18 février 2020Milky Way models in the Gaia era: shaping stellar populations in phase-space and their chemical composition

Sergey Khoperskov (MPE)

I will discuss the formation history of the stellar components in the Milky Way-type galaxies based on self-consistent chemodynamical galaxy formation models. Our hydrodynamical/N-body simulations initially form compact and kinematically hot disks through the high star formation regime in a turbulent thick gaseous disk. Further, during the quiescent star formation phase models reproduce thinner (and colder) disk components.

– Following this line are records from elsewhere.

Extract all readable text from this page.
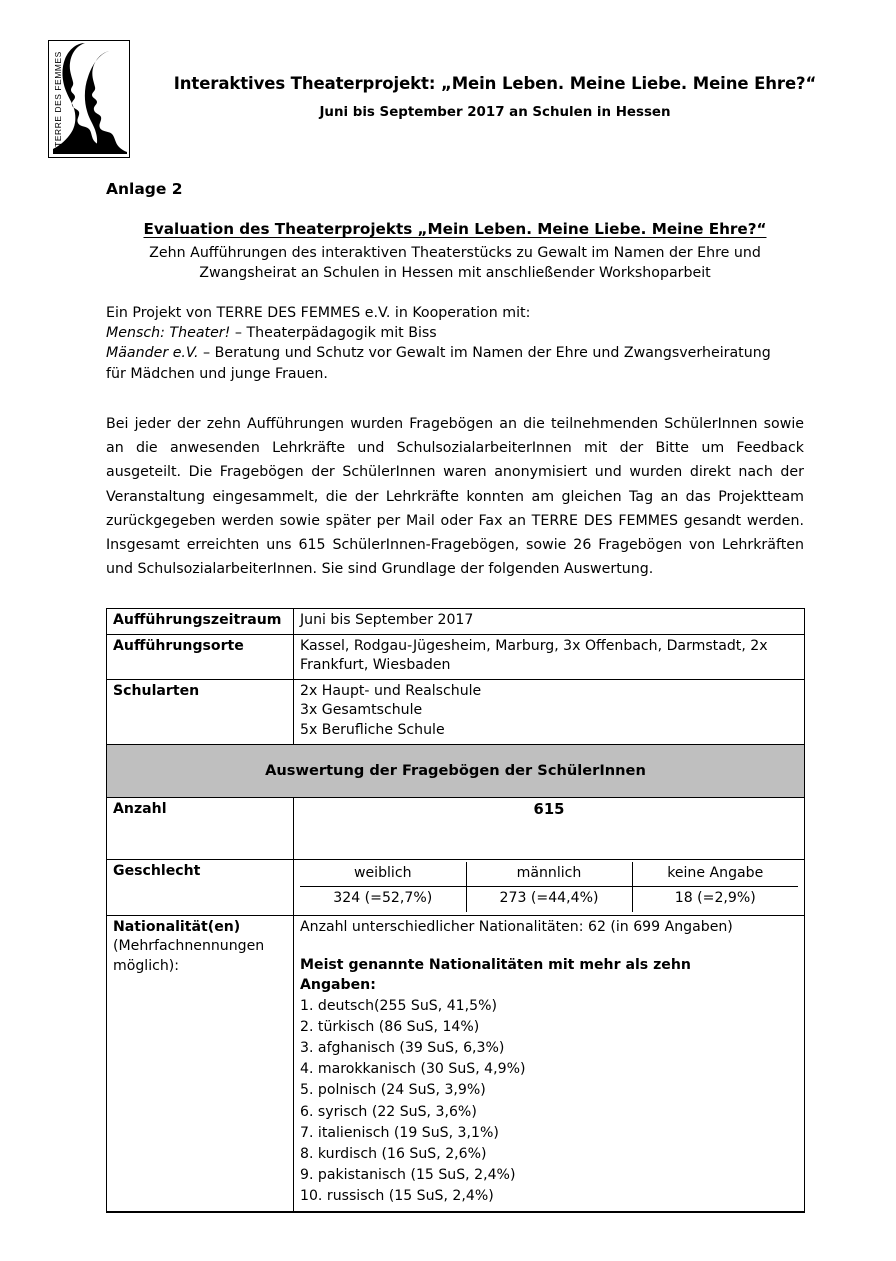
TERRE DES FEMMES	Interaktives Theaterprojekt: „Mein Leben. Meine Liebe. Meine Ehre?“
Juni bis September 2017 an Schulen in Hessen
Anlage 2
Evaluation des Theaterprojekts „Mein Leben. Meine Liebe. Meine Ehre?“
Zehn Aufführungen des interaktiven Theaterstücks zu Gewalt im Namen der Ehre und
Zwangsheirat an Schulen in Hessen mit anschließender Workshoparbeit
Ein Projekt von TERRE DES FEMMES e.V. in Kooperation mit:
Mensch: Theater! – Theaterpädagogik mit Biss
Mäander e.V. – Beratung und Schutz vor Gewalt im Namen der Ehre und Zwangsverheiratung
für Mädchen und junge Frauen.
Bei jeder der zehn Aufführungen wurden Fragebögen an die teilnehmenden SchülerInnen sowie an die anwesenden Lehrkräfte und SchulsozialarbeiterInnen mit der Bitte um Feedback ausgeteilt. Die Fragebögen der SchülerInnen waren anonymisiert und wurden direkt nach der Veranstaltung eingesammelt, die der Lehrkräfte konnten am gleichen Tag an das Projektteam zurückgegeben werden sowie später per Mail oder Fax an TERRE DES FEMMES gesandt werden. Insgesamt erreichten uns 615 SchülerInnen-Fragebögen, sowie 26 Fragebögen von Lehrkräften und SchulsozialarbeiterInnen. Sie sind Grundlage der folgenden Auswertung.
Aufführungszeitraum	Juni bis September 2017
Aufführungsorte	Kassel, Rodgau-Jügesheim, Marburg, 3x Offenbach, Darmstadt, 2x Frankfurt, Wiesbaden
Schularten	2x Haupt- und Realschule
3x Gesamtschule
5x Berufliche Schule

Auswertung der Fragebögen der SchülerInnen
Anzahl	615
Geschlecht		weiblich	männlich	keine Angabe
324 (=52,7%)	273 (=44,4%)	18 (=2,9%)

Nationalität(en)
(Mehrfachnennungen möglich):

Anzahl unterschiedlicher Nationalitäten: 62 (in 699 Angaben)
Meist genannte Nationalitäten mit mehr als zehn
Angaben:
1. deutsch(255 SuS, 41,5%)
2. türkisch (86 SuS, 14%)
3. afghanisch (39 SuS, 6,3%)
4. marokkanisch (30 SuS, 4,9%)
5. polnisch (24 SuS, 3,9%)
6. syrisch (22 SuS, 3,6%)
7. italienisch (19 SuS, 3,1%)
8. kurdisch (16 SuS, 2,6%)
9. pakistanisch (15 SuS, 2,4%)
10. russisch (15 SuS, 2,4%)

These our models predict an apparent bimodality in the [Fe/H]-[\alpha/Fe] plane. [\alpha/Fe] ratios correlate with age, such that \alpha-rich stars are older, however, the dispersion of [\alpha/Fe] abundances for a given age (or metallicity) is not negligible and depends mainly on the star formation efficiency. In order to explore the origin of the Milky Way disk chemical structure and match our models with the spectroscopic surveys we discuss the effects of the gas infall rate, initial gas fraction, the cooling time and morphological transformation of galaxies on the resulting shape of [Fe/H]-[\alpha/Fe] as a function of stellar age and position in the disk. In the self-consistent galaxy formation models, I discuss the origin of chemical peculiarities of the phase-space substructures in the disc of the Milky Way, such as the ridges in the plane ‘r – Vphi’, the undulations in the space ‘Vphi-r-Vr’. I also present some new results on the interpretation of phase-space spirals recently discovered in Gaia DR2.